The Unit has been a pilot site for the Single Assessment Process. Due to it being a joint venture between health and social services it has proved to be a model environment to put theory into practice.Intervention to improve functional abilities and levels of confidence has, in the majority of cases, reduced levels of dependency. Two therapy outcome tools are used on the Unit. These are DUKE OARS and FIM. Both are validated and designed to show improvement and measure independence. A clear benefit of the Unit is a reduction in ongoing Domiciliary or residential services and a lower admission to an acute or community hospital that can be measured in monetary value. From the figures collected following the Units first full working year 26% of admissions to the Unit prevented an admission to hospital, a possible saving of around £30,000 to the PCT. 69% of admissions facilitated an early discharge from hospital and therefore further costs were reduced. The average length of stay on the Unit was 34 days, which is within our six-week criteria.
The success of the Unit may best be summed up by the thank you letter of one patient who was admitted to us from a Residential Home following discharge from hospital.
“‘Rehab’ is a great service available here in Chesterfield.
‘Rehab’ has a cheerful and homely environment for a small group of patients with different needs. They all have one aim; to get better and return home.
The staff and carers are wonderful, taking care of physical and mental needs on a daily basis.
The feel good factor soon kicks in and a strong will to make progress.
Finally my great thanks to management and medical teams and the opportunity to have physiotherapy every day and to see the improvement.
I will remember my first steps (after 5 months).
I hope there will be more centres where mature people can get their lives back.
Thank you Chesterfield.
Now I am back in my own home.
My sincere thanks go to everyone who makes this possible”
The Unit reflects what the older population of Chesterfield wanted from rehabilitation, to be closer to their home and not be in a hospital environment.
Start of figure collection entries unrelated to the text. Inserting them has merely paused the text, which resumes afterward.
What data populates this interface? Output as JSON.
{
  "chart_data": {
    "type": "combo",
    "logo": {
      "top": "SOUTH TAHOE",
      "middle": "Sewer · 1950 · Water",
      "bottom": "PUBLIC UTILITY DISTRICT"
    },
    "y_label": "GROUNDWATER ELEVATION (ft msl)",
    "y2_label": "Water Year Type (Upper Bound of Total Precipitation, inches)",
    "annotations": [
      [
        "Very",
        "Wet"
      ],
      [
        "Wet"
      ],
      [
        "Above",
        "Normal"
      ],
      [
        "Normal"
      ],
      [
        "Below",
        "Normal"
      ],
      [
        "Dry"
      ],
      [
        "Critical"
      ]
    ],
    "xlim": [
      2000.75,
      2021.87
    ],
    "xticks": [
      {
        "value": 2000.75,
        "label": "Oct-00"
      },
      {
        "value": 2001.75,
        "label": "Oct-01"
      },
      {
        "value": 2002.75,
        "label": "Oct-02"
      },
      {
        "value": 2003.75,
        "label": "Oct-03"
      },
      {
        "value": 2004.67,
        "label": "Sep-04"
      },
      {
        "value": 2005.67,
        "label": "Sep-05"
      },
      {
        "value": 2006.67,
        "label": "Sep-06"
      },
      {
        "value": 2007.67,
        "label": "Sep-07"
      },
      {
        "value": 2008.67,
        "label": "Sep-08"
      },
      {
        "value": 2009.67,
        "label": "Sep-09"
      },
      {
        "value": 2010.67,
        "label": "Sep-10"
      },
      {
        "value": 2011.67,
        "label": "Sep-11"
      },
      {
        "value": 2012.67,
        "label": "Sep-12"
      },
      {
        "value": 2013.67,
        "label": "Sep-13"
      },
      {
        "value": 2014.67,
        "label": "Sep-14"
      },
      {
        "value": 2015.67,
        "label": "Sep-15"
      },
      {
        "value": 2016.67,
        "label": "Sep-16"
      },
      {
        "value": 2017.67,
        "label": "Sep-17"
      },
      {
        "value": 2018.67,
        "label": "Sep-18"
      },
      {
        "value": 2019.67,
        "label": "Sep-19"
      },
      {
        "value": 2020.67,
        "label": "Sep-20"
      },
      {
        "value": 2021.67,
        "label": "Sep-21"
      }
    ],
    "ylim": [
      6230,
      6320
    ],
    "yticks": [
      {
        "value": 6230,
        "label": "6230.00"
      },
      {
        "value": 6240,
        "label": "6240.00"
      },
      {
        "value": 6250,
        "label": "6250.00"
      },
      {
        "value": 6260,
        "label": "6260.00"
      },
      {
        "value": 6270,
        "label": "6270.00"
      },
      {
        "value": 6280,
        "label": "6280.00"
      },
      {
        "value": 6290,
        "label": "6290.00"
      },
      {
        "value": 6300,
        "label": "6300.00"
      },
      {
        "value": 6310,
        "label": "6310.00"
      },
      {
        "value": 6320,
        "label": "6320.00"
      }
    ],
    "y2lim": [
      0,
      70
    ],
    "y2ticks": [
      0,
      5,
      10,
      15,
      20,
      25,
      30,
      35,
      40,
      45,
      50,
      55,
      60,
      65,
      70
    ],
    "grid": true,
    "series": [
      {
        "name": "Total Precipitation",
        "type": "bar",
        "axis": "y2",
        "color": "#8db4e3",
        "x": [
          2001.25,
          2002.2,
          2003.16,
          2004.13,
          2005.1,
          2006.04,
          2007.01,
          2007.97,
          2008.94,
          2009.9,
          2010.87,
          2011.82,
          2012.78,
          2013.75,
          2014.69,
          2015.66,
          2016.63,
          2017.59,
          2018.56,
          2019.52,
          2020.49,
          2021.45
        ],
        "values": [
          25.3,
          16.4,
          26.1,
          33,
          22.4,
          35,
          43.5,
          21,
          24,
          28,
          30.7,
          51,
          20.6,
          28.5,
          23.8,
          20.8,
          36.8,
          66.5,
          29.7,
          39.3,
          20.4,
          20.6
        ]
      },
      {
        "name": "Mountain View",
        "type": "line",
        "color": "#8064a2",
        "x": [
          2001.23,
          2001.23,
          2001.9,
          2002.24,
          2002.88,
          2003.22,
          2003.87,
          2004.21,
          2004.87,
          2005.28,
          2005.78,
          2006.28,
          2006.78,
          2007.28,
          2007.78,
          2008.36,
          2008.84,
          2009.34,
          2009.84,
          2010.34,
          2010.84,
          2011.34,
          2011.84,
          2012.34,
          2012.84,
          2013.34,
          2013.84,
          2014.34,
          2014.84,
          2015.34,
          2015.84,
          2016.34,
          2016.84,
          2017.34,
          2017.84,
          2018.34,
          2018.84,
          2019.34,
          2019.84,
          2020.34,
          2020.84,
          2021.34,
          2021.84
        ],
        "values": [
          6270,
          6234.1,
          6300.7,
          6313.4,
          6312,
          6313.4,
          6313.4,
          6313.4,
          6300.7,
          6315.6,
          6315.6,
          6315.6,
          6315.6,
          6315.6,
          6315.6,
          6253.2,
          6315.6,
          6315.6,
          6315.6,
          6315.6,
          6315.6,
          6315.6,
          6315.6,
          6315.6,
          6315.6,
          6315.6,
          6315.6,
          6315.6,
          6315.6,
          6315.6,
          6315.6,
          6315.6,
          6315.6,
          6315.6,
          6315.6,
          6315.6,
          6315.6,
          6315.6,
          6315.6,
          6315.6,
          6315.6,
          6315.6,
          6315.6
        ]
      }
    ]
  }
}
Mental health needs can be met by our specialist occupational therapist. Our staff group demonstrates its diversity as we are from wide ranging backgrounds in health and social services
We’re members of the Intermediate Care Operational Group that includes stakeholders from health and social services throughout North Derbyshire. Our work is shared through presentations to GP’s, Social Services and the Acute Trust. Close links have been formed with the Specialist OT in Elderly Care who works on A&E to prevent unnecessary admissions to the Acute Trust.
Our work and achievement was recognised this year at the PCT’s Clinical and Quality Awards where we were category winners.
The Unit creates an additional service to the Rehabilitation Portfolio that compliments other services in Chesterfield aiding a patient’s pathway.
We are a close and dedicated team with staff from both health and social services working excellently together in delivering a 7-day intermediate care service. We feel proud when our patients reach their goal. This is their achievement as well as ours.